Among the exclusions are:

  1. Section 108(a)(1)(A), which provides that no COD income arises if the debt is forgiven as part of a chapter 11 bankruptcy,
  2. Section 108(a)(1)(B), which excludes COD income to the extent the borrower is “insolvent” — meaning the liabilities exceed the FMV of the borrower’s assets, and
  3. Section 108(a)(1)(E), which allows an individual to exclude up to $750,000 in COD income upon the forgiveness of a mortgage on the taxpayer’s principal residence.
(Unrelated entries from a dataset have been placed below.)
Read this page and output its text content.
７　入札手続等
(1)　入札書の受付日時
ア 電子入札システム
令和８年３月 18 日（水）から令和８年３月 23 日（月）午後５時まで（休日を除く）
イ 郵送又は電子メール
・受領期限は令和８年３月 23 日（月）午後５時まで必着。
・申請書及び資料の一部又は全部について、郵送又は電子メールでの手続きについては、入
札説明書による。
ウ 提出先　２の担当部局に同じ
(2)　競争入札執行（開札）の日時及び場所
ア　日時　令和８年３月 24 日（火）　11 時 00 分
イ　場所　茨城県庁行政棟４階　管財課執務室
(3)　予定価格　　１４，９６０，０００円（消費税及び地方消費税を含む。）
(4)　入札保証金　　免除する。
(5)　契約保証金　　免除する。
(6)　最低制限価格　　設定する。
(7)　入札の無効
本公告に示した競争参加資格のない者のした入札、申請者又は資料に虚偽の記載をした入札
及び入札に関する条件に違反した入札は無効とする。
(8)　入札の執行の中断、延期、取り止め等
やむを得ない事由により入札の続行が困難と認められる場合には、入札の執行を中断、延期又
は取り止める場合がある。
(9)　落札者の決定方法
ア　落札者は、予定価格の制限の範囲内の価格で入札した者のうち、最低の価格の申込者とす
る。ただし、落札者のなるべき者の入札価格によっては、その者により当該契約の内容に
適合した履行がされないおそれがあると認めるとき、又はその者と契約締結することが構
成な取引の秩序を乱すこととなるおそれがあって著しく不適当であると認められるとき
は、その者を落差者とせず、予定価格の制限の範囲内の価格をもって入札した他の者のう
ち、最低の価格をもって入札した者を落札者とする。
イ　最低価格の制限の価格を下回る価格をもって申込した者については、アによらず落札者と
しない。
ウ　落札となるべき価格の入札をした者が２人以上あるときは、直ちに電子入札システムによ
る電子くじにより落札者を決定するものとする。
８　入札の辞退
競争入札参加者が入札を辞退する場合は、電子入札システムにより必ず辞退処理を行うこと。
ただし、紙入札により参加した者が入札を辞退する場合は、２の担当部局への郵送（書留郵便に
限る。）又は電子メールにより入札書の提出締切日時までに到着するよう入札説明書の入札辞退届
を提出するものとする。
Why learn about Section 108 now? Look around. Businesses have been destroyed by lockdowns, and negotiations between borrowers and lenders will be a recurrent theme throughout 2021. There will be bankruptcies, there will be debt modifications, and there will be foreclosures and short sales. In order to properly determine the tax consequences, you not only need to be well versed in Section 108, you’ll need to get familiar with the Tufts and Aizawa cases as well. Or, you could just read this…

For many reasons, the past twelve months will not soon be forgotten. The new year brings the promise of an effective vaccine, and hopefully at some point, a return to normalcy. These things take time, of course, and so from a professional standpoint, we can expect our circumstances to look much like they did in 2020. But just became we may remain isolated doesn’t mean we have to repeat the mistakes of the year prior. Let’s all agree to take some time for ourselves, return a sense of normalcy and culture to our jobs, and embrace the responsibility of teaching the next generation.